TROUFIONS
Film écrit et réalisé par Thierry Demaizière et Alban Teurlai
Diffusion sur France 2, mardi 27 mars 2012, 23.00
Mon avis : 3 sur 4
Ils sont cinq. Cinq soldats français qui ont fait la guerre d’Algérie comme de simples appelés. Cinquante ans après la fin de la guerre, ils ont décidé de parler pour la première fois. Un documentaire fort et émouvant.
Ils sont devenus paysans, instituteurs, fonctionnaires… Ils n’ont jamais parlé à leurs proches de ce qu’ils ont vécu ou fait là-bas, en Algérie. Comme si le mutisme pouvait
conduire à l’amnésie. Les deux réalisateurs sont parvenus à faire remonter à la surface les souvenirs longtemps enfouis de ces appelés. Installés dans leur salon, au bord d’un champ, devant une sculpture, ils témoignent à visage découvert sur ce que fut « leur » Algérie. Comme dit l’un d’eux : « Il faut parler avant qu’il n’y ait plus de témoins… »
Sans effets de manche, les deux réalisateurs captent cette parole enfouie d’une caméra discrète ce qui ne donne que plus de poids aux propos. La force du film, le talent des auteurs, c’est d’avoir su capter cette parole si longtemps tue, prendre le temps de les entendre parler du quotidien d’un bidasse en ALgérie, des copains tués, mais aussi de la torture et même des viols. En tentant de comprendre pourquoi ces hommes ont si longtemps cultivé le silence, quitte à faire des cauchemars la nuit. Un regard, un tremblement dans la voix en dit alors plus long qu’un long discours sur des hommes qui virent leur jeunesse saccagée par une guerre sans gloire. C’est ce paysan qui note faisant le parallèle avec 39-45 : « Tout ce que la Gestapo a fait, on l’a fait aussi. »
Avec ces témoignages croisés, on découvre comment le distingo entre torture et « interrogatoires poussés » perdurent entre les anciens d’Algérie. Ce qui fait dire à cet ancien fonctionnaire : « Si nous n’avions pas interrogé le type, la colonne aurait pu être détruite dans le guet-apens qui était prévu le lendemain. »

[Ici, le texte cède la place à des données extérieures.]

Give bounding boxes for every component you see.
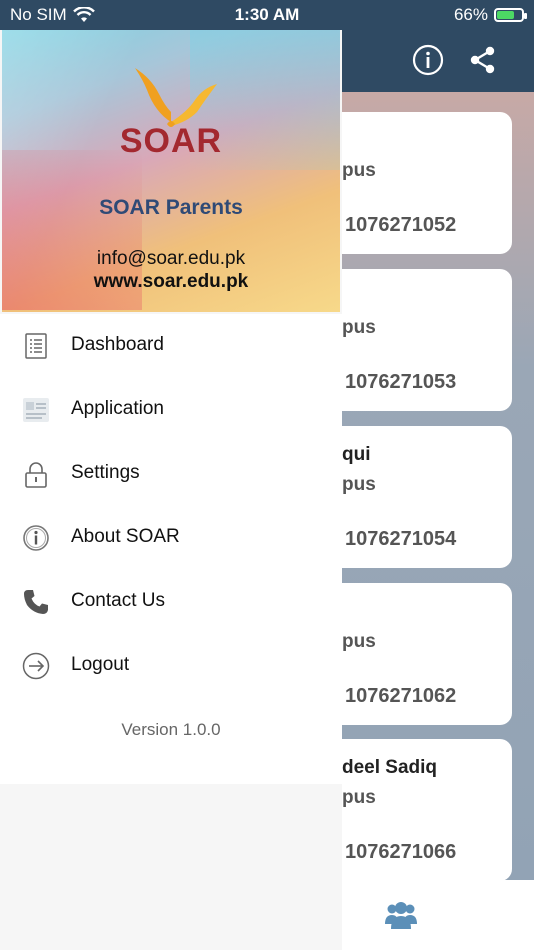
contact-email: info@soar.edu.pk [96,248,246,269]
application-form-icon [23,398,49,422]
menu-label: Logout [71,654,130,675]
drawer-menu: Dashboard Application Settings About SOA… [0,314,342,784]
menu-item-about[interactable]: About SOAR [0,506,342,570]
status-right: 66% [453,5,527,25]
menu-label: Dashboard [71,334,164,355]
navigation-drawer: SOAR SOAR Parents info@soar.edu.pk www.s… [0,30,342,950]
app-name: SOAR Parents [99,196,243,219]
phone-icon [24,590,48,614]
student-campus: pus [342,317,376,338]
student-campus: pus [342,631,376,652]
menu-label: Settings [71,462,140,483]
menu-label: Contact Us [71,590,165,611]
info-icon[interactable] [411,43,445,77]
menu-label: Application [71,398,164,419]
student-number: 1076271052 [345,214,457,236]
logo-text: SOAR [119,122,223,160]
menu-item-settings[interactable]: Settings [0,442,342,506]
logout-icon [22,652,50,680]
app-version: Version 1.0.0 [121,720,221,739]
menu-item-logout[interactable]: Logout [0,634,342,698]
student-number: 1076271053 [345,371,457,393]
lock-icon [25,462,47,488]
share-icon[interactable] [466,43,500,77]
menu-item-dashboard[interactable]: Dashboard [0,314,342,378]
battery-percent: 66% [453,5,488,24]
menu-item-application[interactable]: Application [0,378,342,442]
users-icon[interactable] [384,900,418,930]
drawer-header: SOAR SOAR Parents info@soar.edu.pk www.s… [2,30,340,312]
battery-icon [494,8,527,22]
menu-label: About SOAR [71,526,180,547]
student-campus: pus [342,160,376,181]
menu-item-contact[interactable]: Contact Us [0,570,342,634]
student-name: deel Sadiq [342,757,438,778]
list-document-icon [25,333,47,359]
contact-website: www.soar.edu.pk [93,271,249,292]
student-number: 1076271066 [345,841,457,863]
info-icon [23,525,49,551]
status-bar: No SIM 1:30 AM 66% [0,0,534,30]
student-number: 1076271062 [345,685,457,707]
student-number: 1076271054 [345,528,457,550]
student-name: qui [342,444,371,465]
student-campus: pus [342,474,376,495]
student-campus: pus [342,787,376,808]
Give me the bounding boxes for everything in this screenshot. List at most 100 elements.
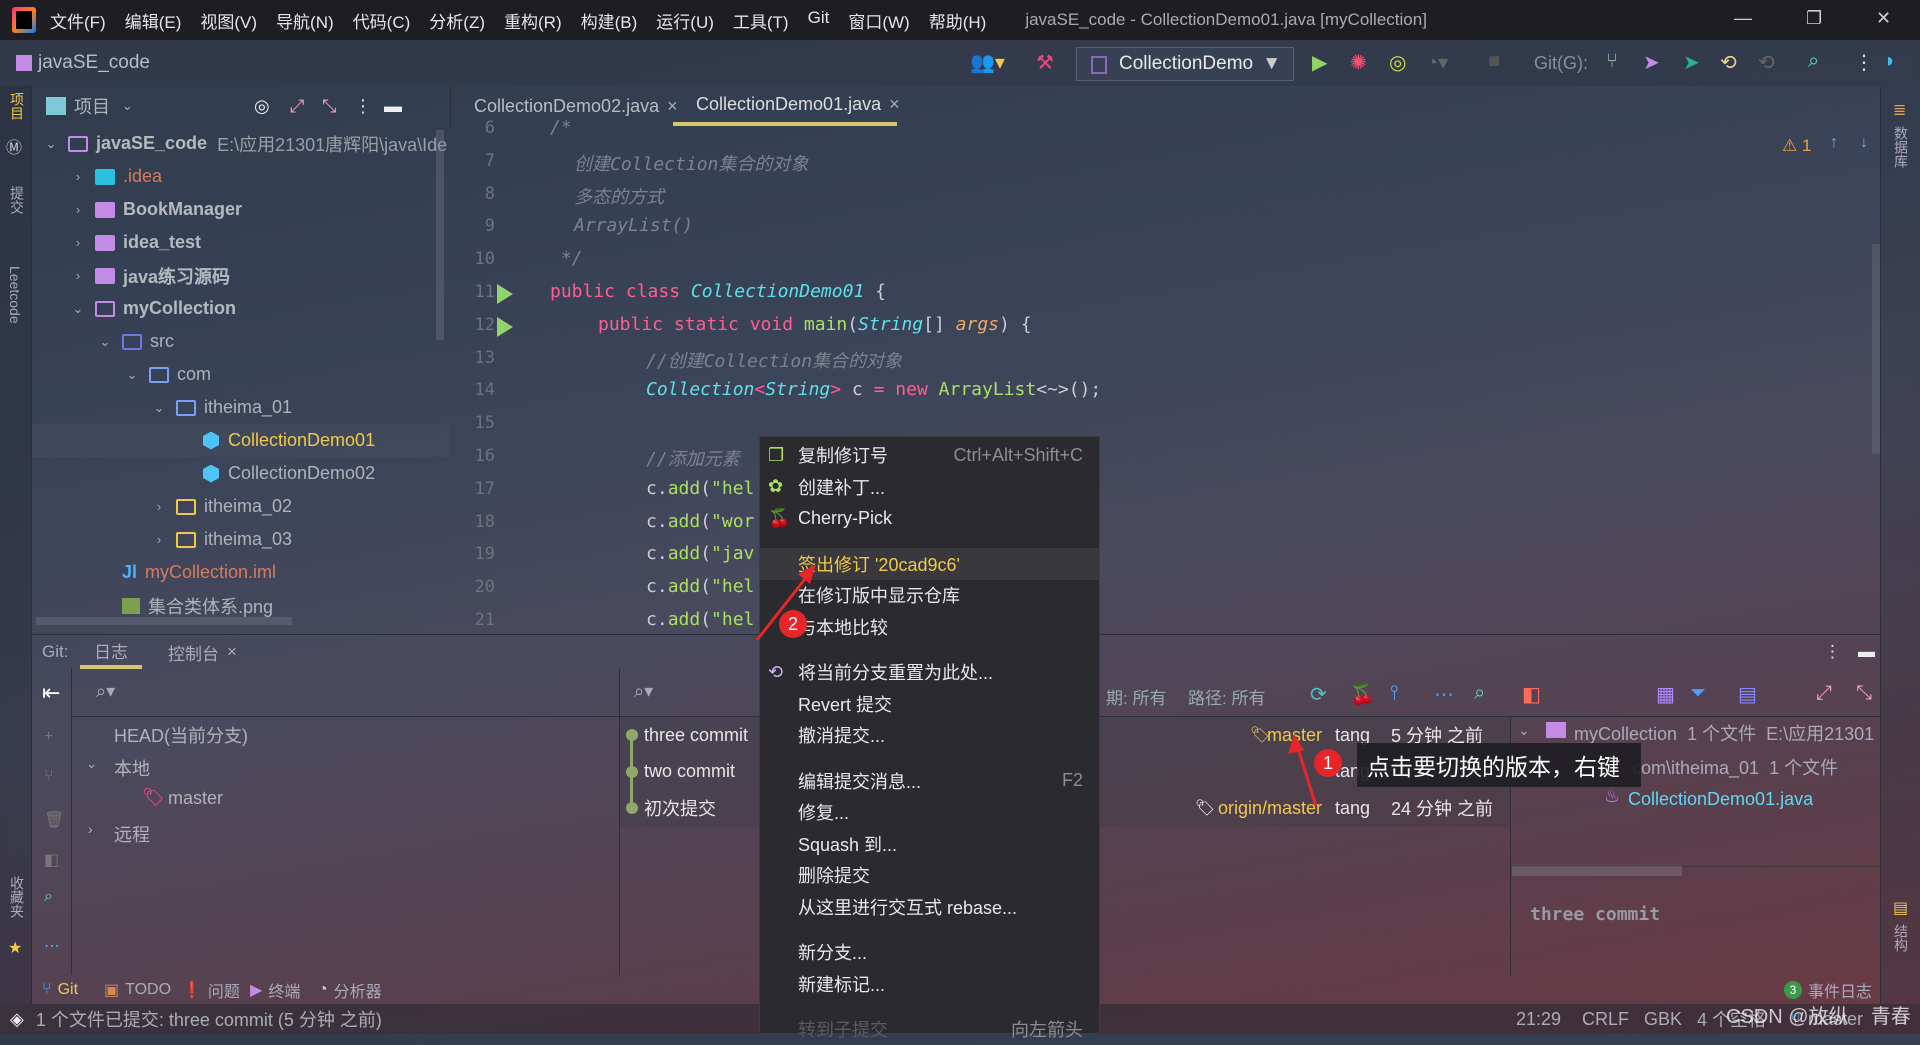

Et d’évoquer alors ces copains retrouvés morts le sexe coupé dans la bouche.
Le pire dans ce documentaire fort, c’est de voir comment, au cœur de l’institution militaire, ces jeunes appelés qui, pour la plupart, n’avaient pas beaucoup bougé de leur région, regrettent de ne pas avoir alors réagi. Réagir face aux viols cela va sans dire, mais réagir aussi quand un officier abattait le bourricot, seule richesse d’un pauvre paysan. A voir ces visages burinés, à croiser leur regard, on mesure à quel point « cette » guerre a laissé tant de stigmates. Et fut bien une des plus sales guerres qui soit, s’il est encore possible de faire un choix entre les conflits.